Hello Bill,

I will allow the more technical engineers working on replication recovery to respond. However, i am interested in your feedback to the split-brain scenario as i have been thinking about these issues. 

I would seem to me that it could be very easy to minimize split brain-issues within the Gluster platform with some reasonable monitoring and controls...

1. two nodes are replicating
2. heart beats becomes undetectable... for what ever reason
3. a timer starts on the surviving nodes, if heart beat does not return within XXX seconds surviving nodes send a message to a storage operations console and text messages a storage operator that a potential split brain is occurring   
4. The operator determines if both nodes are surviving and serving data
5. operator makes decision to take one of the replicas down eliminating split brain until heart beat issue has been repaired.

although this requires direct operator intervention and processes, it works in inter/intra DC replication scenarios in which a DC has failed and a operator must declare a disaster.   

Do you think from an operational perspective that this process would be an advantage?
I've googled this but didn't really see it addressed.

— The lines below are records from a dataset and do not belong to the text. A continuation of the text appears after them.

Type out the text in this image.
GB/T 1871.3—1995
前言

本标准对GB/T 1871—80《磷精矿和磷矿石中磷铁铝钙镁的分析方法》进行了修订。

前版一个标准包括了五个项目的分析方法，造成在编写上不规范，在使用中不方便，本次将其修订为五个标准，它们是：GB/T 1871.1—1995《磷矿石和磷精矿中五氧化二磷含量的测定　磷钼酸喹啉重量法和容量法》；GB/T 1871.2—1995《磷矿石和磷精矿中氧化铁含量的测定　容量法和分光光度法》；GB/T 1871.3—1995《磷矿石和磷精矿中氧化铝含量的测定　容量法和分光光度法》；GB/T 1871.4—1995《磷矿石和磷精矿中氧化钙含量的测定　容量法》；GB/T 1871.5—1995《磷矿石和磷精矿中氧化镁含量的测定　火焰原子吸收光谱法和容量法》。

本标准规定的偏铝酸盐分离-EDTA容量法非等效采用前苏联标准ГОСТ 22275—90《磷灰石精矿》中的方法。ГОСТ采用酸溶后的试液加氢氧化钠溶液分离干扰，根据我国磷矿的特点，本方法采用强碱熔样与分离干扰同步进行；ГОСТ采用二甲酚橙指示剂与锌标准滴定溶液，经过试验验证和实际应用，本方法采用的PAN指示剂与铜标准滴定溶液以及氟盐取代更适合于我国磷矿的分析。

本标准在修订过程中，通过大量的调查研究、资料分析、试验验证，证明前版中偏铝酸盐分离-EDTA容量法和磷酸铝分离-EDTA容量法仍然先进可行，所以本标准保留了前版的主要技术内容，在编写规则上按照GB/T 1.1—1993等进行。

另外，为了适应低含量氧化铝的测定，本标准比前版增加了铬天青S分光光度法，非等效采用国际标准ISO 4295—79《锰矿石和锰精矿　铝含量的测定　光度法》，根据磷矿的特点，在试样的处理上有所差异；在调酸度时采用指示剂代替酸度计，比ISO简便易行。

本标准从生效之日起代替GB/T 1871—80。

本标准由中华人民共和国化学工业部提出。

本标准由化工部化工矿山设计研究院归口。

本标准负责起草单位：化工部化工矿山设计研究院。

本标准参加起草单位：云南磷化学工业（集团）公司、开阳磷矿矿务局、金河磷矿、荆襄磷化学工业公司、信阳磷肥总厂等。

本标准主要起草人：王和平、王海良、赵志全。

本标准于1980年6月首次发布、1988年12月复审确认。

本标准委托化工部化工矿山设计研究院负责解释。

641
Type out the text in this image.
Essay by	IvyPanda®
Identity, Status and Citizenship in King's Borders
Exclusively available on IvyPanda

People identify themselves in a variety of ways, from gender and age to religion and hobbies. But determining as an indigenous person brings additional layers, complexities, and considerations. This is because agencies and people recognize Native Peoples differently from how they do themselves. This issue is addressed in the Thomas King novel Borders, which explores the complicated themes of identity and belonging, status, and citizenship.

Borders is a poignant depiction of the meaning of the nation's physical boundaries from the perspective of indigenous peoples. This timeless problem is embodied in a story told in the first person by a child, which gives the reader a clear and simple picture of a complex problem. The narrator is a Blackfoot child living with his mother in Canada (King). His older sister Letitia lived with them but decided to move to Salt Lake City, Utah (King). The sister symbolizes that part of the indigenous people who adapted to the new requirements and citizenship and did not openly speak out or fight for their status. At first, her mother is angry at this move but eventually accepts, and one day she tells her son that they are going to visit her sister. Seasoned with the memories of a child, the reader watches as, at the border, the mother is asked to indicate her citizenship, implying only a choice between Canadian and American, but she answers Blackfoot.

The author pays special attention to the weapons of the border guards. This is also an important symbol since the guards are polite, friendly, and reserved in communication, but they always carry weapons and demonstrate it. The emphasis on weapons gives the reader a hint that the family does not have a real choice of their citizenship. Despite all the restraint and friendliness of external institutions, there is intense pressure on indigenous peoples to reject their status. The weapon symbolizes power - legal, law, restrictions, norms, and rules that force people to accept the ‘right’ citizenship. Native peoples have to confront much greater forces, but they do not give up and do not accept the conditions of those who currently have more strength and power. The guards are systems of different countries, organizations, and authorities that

Most posts discuss 
cleaning up after a split brain, etc.

In a simple Replication setup, is there any problem with copying files 
from one of the ACTIVE bricks directly rather than going through the 
client mount.
Does it affect gluster specific locking/healing/writing if the file 
involved is a large log file that may have data sent to it during the copy.

I understand that files should only be modified via the client mount, 
but in a pure read situation such as a backup, keeping that traffic off 
the mount network would be an advantage.